De son bureau, le prof aperçoit un élève s’assoupir au fond de la classe. Il s’approche et l’interroge doucement : « Qu’est-ce que tu as ? » Aïssa réclame quelques minutes de sommeil supplémentaires puis, promis, il va s’y mettre. « Soit tu vas à l’infirmerie, soit tu te mets au travail, Aïssa. »
Six élèves passent également une interrogation orale de quelques minutes. Il s’agit de présenter un personnage de leur choix, fictif ou réel. La consigne, donnée par l’enseignant la semaine précédente, précisait quand même « pas quelqu’un de la classe ». Nicolas L., consciencieux, a réfléchi longuement avant de choisir Yuno Gasai, une héroïne de manga qu’il aime beaucoup, parce qu’elle est « marrante » et violente. « Elle tue et elle est marrante ? », s’enquiert Xavier Seguin. « C’est le manga qui est marrant. »

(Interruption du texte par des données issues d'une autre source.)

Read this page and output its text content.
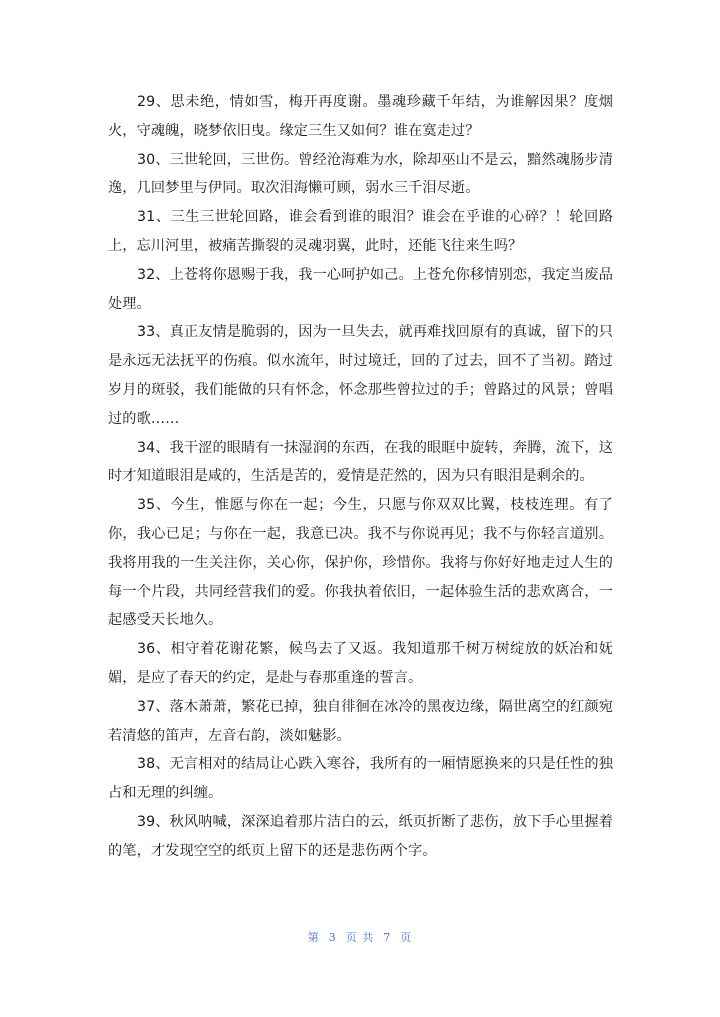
29、思未绝，情如雪，梅开再度谢。墨魂珍藏千年结，为谁解因果？度烟火，守魂魄，晓梦依旧曳。缘定三生又如何？谁在寞走过？

30、三世轮回，三世伤。曾经沧海难为水，除却巫山不是云，黯然魂肠步清逸，几回梦里与伊同。取次泪海懒可顾，弱水三千泪尽逝。

31、三生三世轮回路，谁会看到谁的眼泪？谁会在乎谁的心碎？！轮回路上，忘川河里，被痛苦撕裂的灵魂羽翼，此时，还能飞往来生吗？

32、上苍将你恩赐于我，我一心呵护如己。上苍允你移情别恋，我定当废品处理。

33、真正友情是脆弱的，因为一旦失去，就再难找回原有的真诚，留下的只是永远无法抚平的伤痕。似水流年，时过境迁，回的了过去，回不了当初。踏过岁月的斑驳，我们能做的只有怀念，怀念那些曾拉过的手；曾路过的风景；曾唱过的歌……

34、我干涩的眼睛有一抹湿润的东西，在我的眼眶中旋转，奔腾，流下，这时才知道眼泪是咸的，生活是苦的，爱情是茫然的，因为只有眼泪是剩余的。

35、今生，惟愿与你在一起；今生，只愿与你双双比翼，枝枝连理。有了你，我心已足；与你在一起，我意已决。我不与你说再见；我不与你轻言道别。我将用我的一生关注你，关心你，保护你，珍惜你。我将与你好好地走过人生的每一个片段，共同经营我们的爱。你我执着依旧，一起体验生活的悲欢离合，一起感受天长地久。

36、相守着花谢花繁，候鸟去了又返。我知道那千树万树绽放的妖冶和妩媚，是应了春天的约定，是赴与春那重逢的誓言。

37、落木萧萧，繁花已掉，独自徘徊在冰冷的黑夜边缘，隔世离空的红颜宛若清悠的笛声，左音右韵，淡如魅影。

38、无言相对的结局让心跌入寒谷，我所有的一厢情愿换来的只是任性的独占和无理的纠缠。

39、秋风呐喊，深深追着那片洁白的云，纸页折断了悲伤，放下手心里握着的笔，才发现空空的纸页上留下的还是悲伤两个字。

第  3  页 共  7  页
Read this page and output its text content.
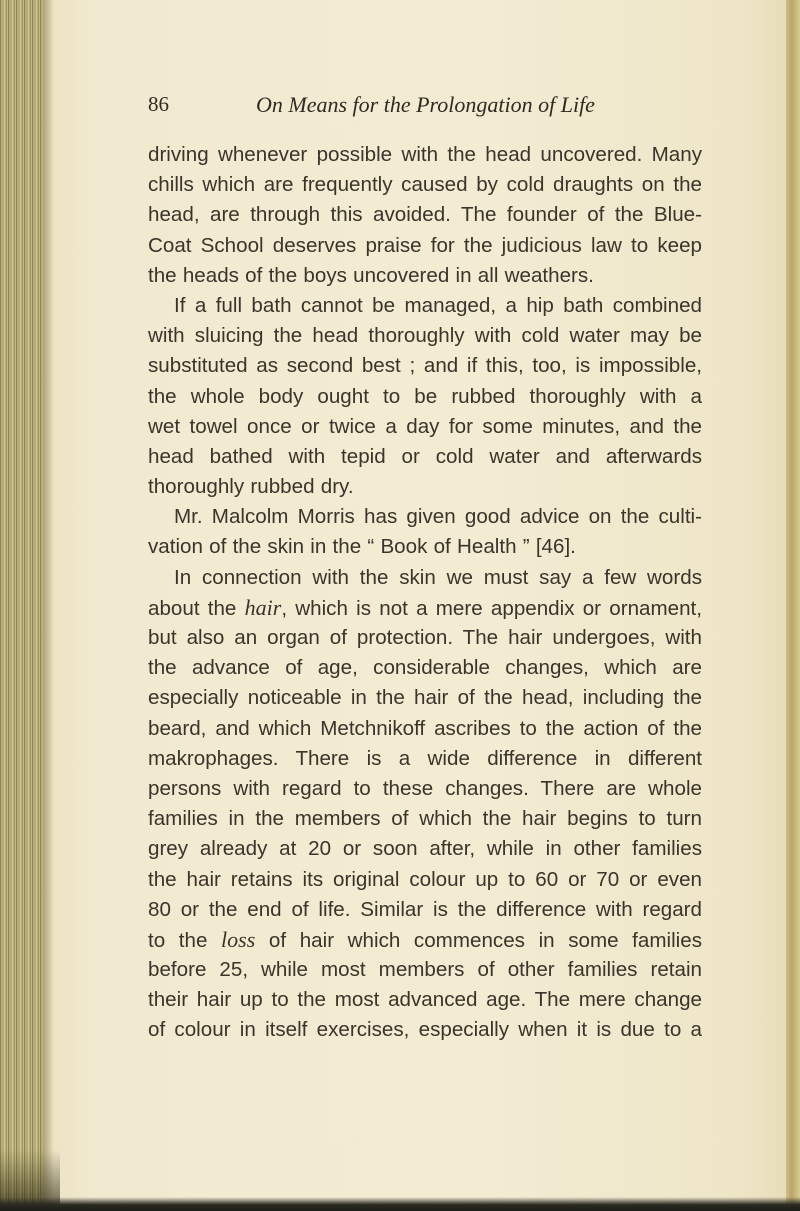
86	On Means for the Prolongation of Life
driving whenever possible with the head uncovered. Many
chills which are frequently caused by cold draughts on the
head, are through this avoided. The founder of the Blue-
Coat School deserves praise for the judicious law to keep
the heads of the boys uncovered in all weathers.
If a full bath cannot be managed, a hip bath combined
with sluicing the head thoroughly with cold water may be
substituted as second best ; and if this, too, is impossible,
the whole body ought to be rubbed thoroughly with a
wet towel once or twice a day for some minutes, and the
head bathed with tepid or cold water and afterwards
thoroughly rubbed dry.
Mr. Malcolm Morris has given good advice on the culti-
vation of the skin in the “ Book of Health ” [46].
In connection with the skin we must say a few words
about the hair, which is not a mere appendix or ornament,
but also an organ of protection. The hair undergoes, with
the advance of age, considerable changes, which are
especially noticeable in the hair of the head, including the
beard, and which Metchnikoff ascribes to the action of the
makrophages. There is a wide difference in different
persons with regard to these changes. There are whole
families in the members of which the hair begins to turn
grey already at 20 or soon after, while in other families
the hair retains its original colour up to 60 or 70 or even
80 or the end of life. Similar is the difference with regard
to the loss of hair which commences in some families
before 25, while most members of other families retain
their hair up to the most advanced age. The mere change
of colour in itself exercises, especially when it is due to a
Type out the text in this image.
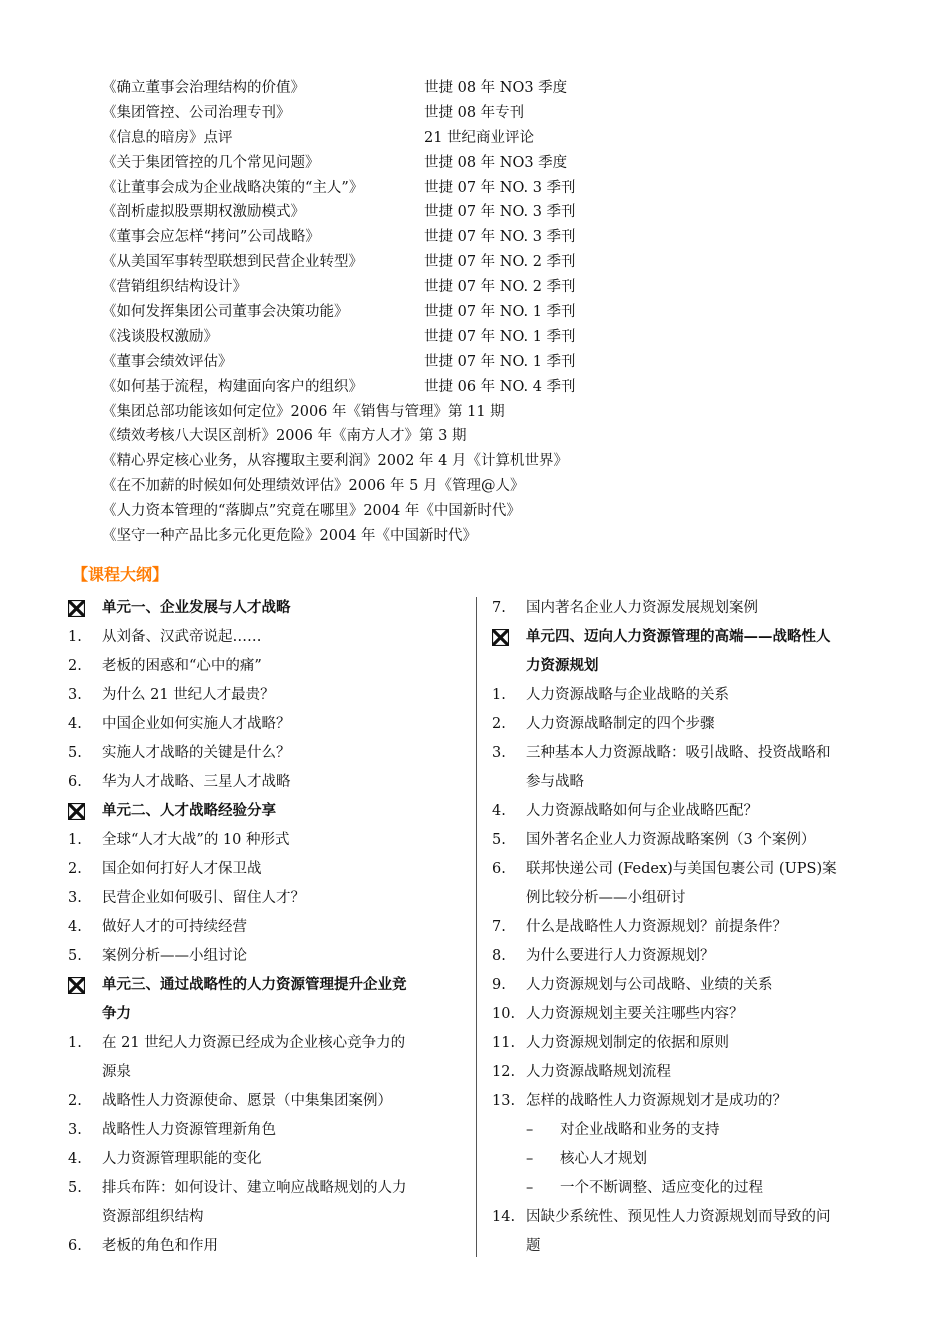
《确立董事会治理结构的价值》	世捷 08 年 NO3 季度
《集团管控、公司治理专刊》	世捷 08 年专刊
《信息的暗房》点评	21 世纪商业评论
《关于集团管控的几个常见问题》	世捷 08 年 NO3 季度
《让董事会成为企业战略决策的“主人”》	世捷 07 年 NO. 3 季刊
《剖析虚拟股票期权激励模式》	世捷 07 年 NO. 3 季刊
《董事会应怎样“拷问”公司战略》	世捷 07 年 NO. 3 季刊
《从美国军事转型联想到民营企业转型》	世捷 07 年 NO. 2 季刊
《营销组织结构设计》	世捷 07 年 NO. 2 季刊
《如何发挥集团公司董事会决策功能》	世捷 07 年 NO. 1 季刊
《浅谈股权激励》	世捷 07 年 NO. 1 季刊
《董事会绩效评估》	世捷 07 年 NO. 1 季刊
《如何基于流程，构建面向客户的组织》	世捷 06 年 NO. 4 季刊
《集团总部功能该如何定位》2006 年《销售与管理》第 11 期
《绩效考核八大误区剖析》2006 年《南方人才》第 3 期
《精心界定核心业务，从容攫取主要利润》2002 年 4 月《计算机世界》
《在不加薪的时候如何处理绩效评估》2006 年 5 月《管理@人》
《人力资本管理的“落脚点”究竟在哪里》2004 年《中国新时代》
《坚守一种产品比多元化更危险》2004 年《中国新时代》
【课程大纲】
单元一、企业发展与人才战略
1. 从刘备、汉武帝说起……
2. 老板的困惑和“心中的痛”
3. 为什么 21 世纪人才最贵？
4. 中国企业如何实施人才战略？
5. 实施人才战略的关键是什么？
6. 华为人才战略、三星人才战略
单元二、人才战略经验分享
1. 全球“人才大战”的 10 种形式
2. 国企如何打好人才保卫战
3. 民营企业如何吸引、留住人才？
4. 做好人才的可持续经营
5. 案例分析——小组讨论
单元三、通过战略性的人力资源管理提升企业竞
争力
1. 在 21 世纪人力资源已经成为企业核心竞争力的
源泉
2. 战略性人力资源使命、愿景（中集集团案例）
3. 战略性人力资源管理新角色
4. 人力资源管理职能的变化
5. 排兵布阵：如何设计、建立响应战略规划的人力
资源部组织结构
6. 老板的角色和作用
7. 国内著名企业人力资源发展规划案例
单元四、迈向人力资源管理的高端——战略性人
力资源规划
1. 人力资源战略与企业战略的关系
2. 人力资源战略制定的四个步骤
3. 三种基本人力资源战略：吸引战略、投资战略和
参与战略
4. 人力资源战略如何与企业战略匹配？
5. 国外著名企业人力资源战略案例（3 个案例）
6. 联邦快递公司 (Fedex)与美国包裹公司 (UPS)案
例比较分析——小组研讨
7. 什么是战略性人力资源规划？前提条件？
8. 为什么要进行人力资源规划？
9. 人力资源规划与公司战略、业绩的关系
10. 人力资源规划主要关注哪些内容？
11. 人力资源规划制定的依据和原则
12. 人力资源战略规划流程
13. 怎样的战略性人力资源规划才是成功的？
– 对企业战略和业务的支持
– 核心人才规划
– 一个不断调整、适应变化的过程
14. 因缺少系统性、预见性人力资源规划而导致的问
题
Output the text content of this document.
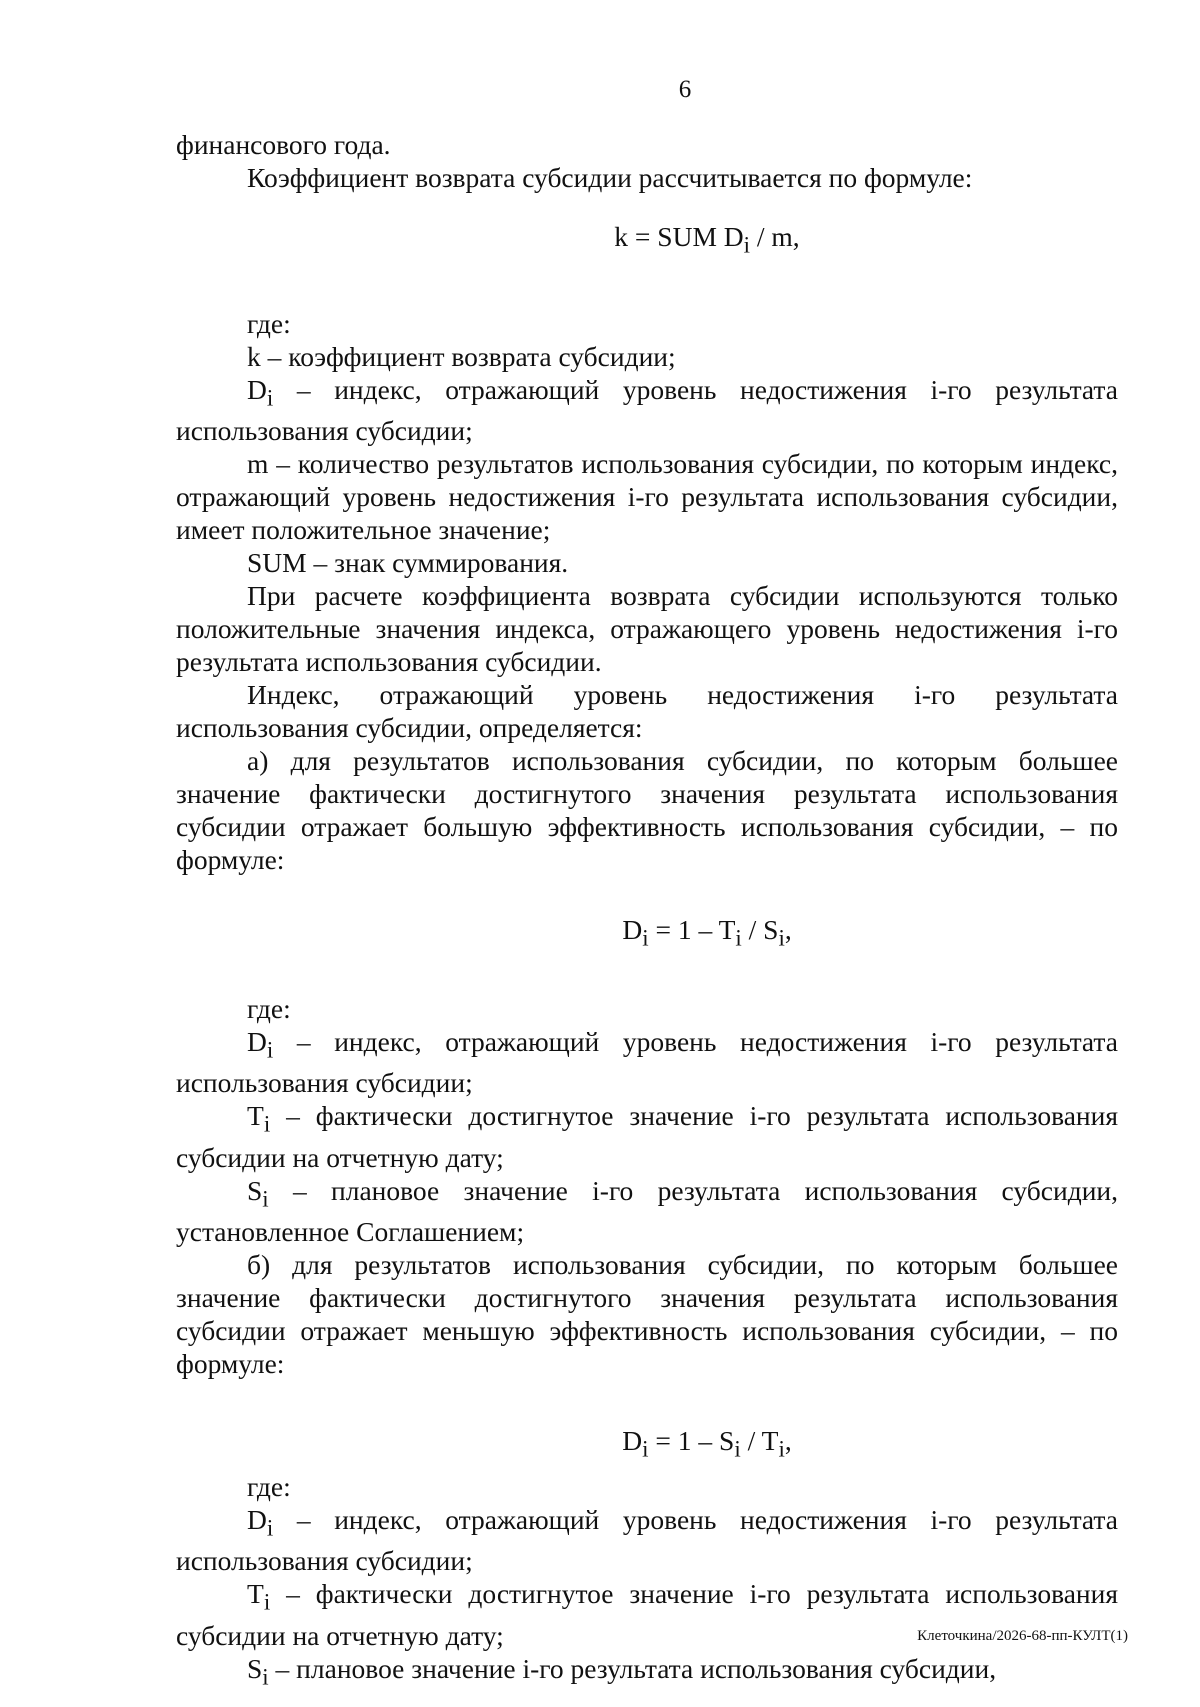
6

финансового года.

Коэффициент возврата субсидии рассчитывается по формуле:

k = SUM $D_i$ / m,

где:

k – коэффициент возврата субсидии;

$D_i$ – индекс, отражающий уровень недостижения i-го результата использования субсидии;

m – количество результатов использования субсидии, по которым индекс, отражающий уровень недостижения i-го результата использования субсидии, имеет положительное значение;

SUM – знак суммирования.

При расчете коэффициента возврата субсидии используются только положительные значения индекса, отражающего уровень недостижения i-го результата использования субсидии.

Индекс, отражающий уровень недостижения i-го результата использования субсидии, определяется:

а) для результатов использования субсидии, по которым большее значение фактически достигнутого значения результата использования субсидии отражает большую эффективность использования субсидии, – по формуле:

$D_i = 1 - T_i / S_i$,

где:

$D_i$ – индекс, отражающий уровень недостижения i-го результата использования субсидии;

$T_i$ – фактически достигнутое значение i-го результата использования субсидии на отчетную дату;

$S_i$ – плановое значение i-го результата использования субсидии, установленное Соглашением;

б) для результатов использования субсидии, по которым большее значение фактически достигнутого значения результата использования субсидии отражает меньшую эффективность использования субсидии, – по формуле:

$D_i = 1 - S_i / T_i$,

где:

$D_i$ – индекс, отражающий уровень недостижения i-го результата использования субсидии;

$T_i$ – фактически достигнутое значение i-го результата использования субсидии на отчетную дату;

$S_i$ – плановое значение i-го результата использования субсидии,

Клеточкина/2026-68-пп-КУЛТ(1)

Fan de foot, Guillaume, en jogging noir à bandes vertes, a décidé de décrire Layvin Kurzawa, latéral gauche au PSG, dont il est fan, même « si c’est pas un héros comme Griezmann ». Dans le fond, les élèves s’agitent et Nicolas R. profite du bruit pour changer de place en faisant crisser sa chaise. L’enseignant les laisse faire un instant avant de leur demander s’ils ont déjà vu le film Le gendarme se marie. « Quand un personnage passe un examen et que son ami passe son temps à taper avec un stylo sur sa table ? Vous voyez ? Alors arrêtez de déranger vos camarades. »

À Bruno, qui n’a pas rien préparé et ne pense à aucun personnage en particulier, Xavier Seguin propose de décrire Jean Valjean. L’adolescent se souvient des cours précédents (lire l’épisode 9, « Jean Valjean chez les seconde pro ») : « Jean Valjean, c’est le bagnard sale avec une barbe, celui qui a volé du pain et qui se planque. »
« Il y a un mec…
Un mec ?
Pardon, un monsieur qui s’appelle Fauchelevent… »
Bruno décroche un 6,5/10. Il sourit.